What I didn't know is that some maverick activities and organizations refuse to conform to this universally accepted process. Yes, pursuits do exist whereby there are actually no freaking rules that govern the admissions process at all. Trying to get a summer internship in Washington, DC (which is the international capital of internships, leading to competition so intense that the city is also regarded, by a disgruntled minority, as the world capital of free, university-educated labour) falls into this category.
If you choose to do your internship through an organization like the Washington Center (http://www.twc.edu/), you don't just get an internship specifically tailored to your career goals. You also get to attend a bunch of private speaking engagements, and other activities, with TWC participants in your field. You get to take a related academic seminar taught by a naionally-recognized expert-often someone outside the academic community. And you make tons of amazing contacts.
But applying for an internship through an organization like TWC essentially means that there are TWO separate admissions processes that you, as an applicant, must contend with. I discovered that firsthand. Admission to TWC's International Affair's Program? Done a mere two weeks after I sent my application package to the University of Alberta's study abroad centre (I also got amazing financial assistance through scholarships this way, which is another reason why it gets my recommendation). I got an official acceptance letter, access to an online placement tracking system, the contact info of my advisor. Then, a whole lot of nothing.

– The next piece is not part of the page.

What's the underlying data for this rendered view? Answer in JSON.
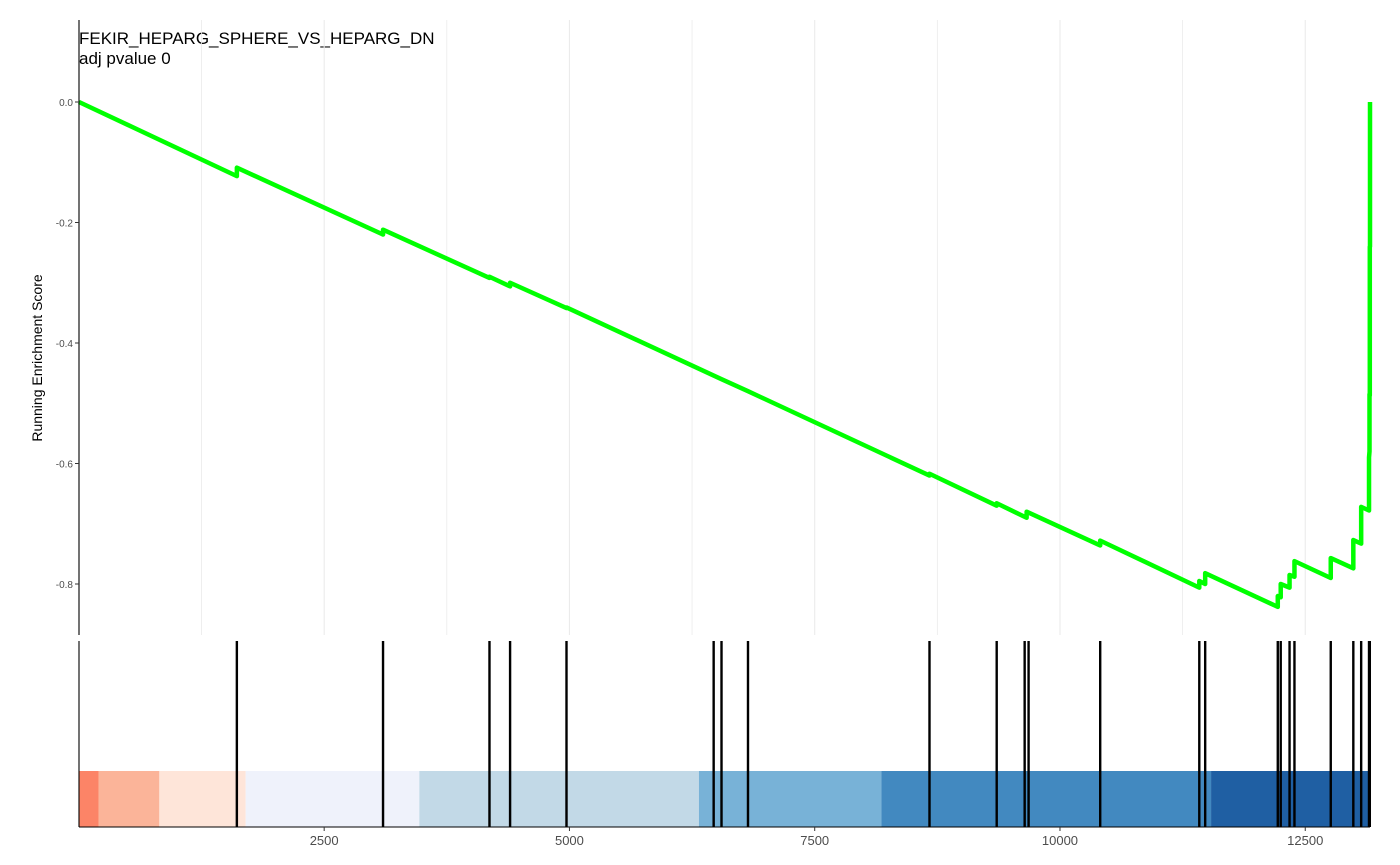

What makes things so complicated is that TWC is standardized, while the internship placement process is not. At all. Period. Some internships start at the beginning of May, some at the beginning or even middle of June. Some of your most coveted institutions may only have internship programs for Masters or doctoral students, and you'll never even know this. As I discovered, some institutions contact you right away; others wait months. Some want an hour-long phone interview; others want a totally separate application package tailored to their needs; and still others (like my placement) just give your application and resume a close read, then call you up and offer you a job. It's a confusing process, to be sure. That means two things: that placing your affiliation in the hands of people who are paid to find you a job will give you peace of mind, and that it will likely make things a bit frusterating at the same time.
There are no regrets on this end, though. After a month of nail-biting, multiple interviews, cover letter rewrites, and more email correspondance than I'd care to admit, I'm on my way on Wednesay to an internship with International Action, an organization that's developing and implementing a chlorination system to provide clean drinking water in Haiti. I'll also be taking a course on civil and ethnic conflict while I'm in the capital, which is right up my alley, and definitely not offered at the U of A.
It's going to be a great summer. The hard part, though-getting my suitcase(s) packed in time to catch my 6am Wednesday flight-is yet to come.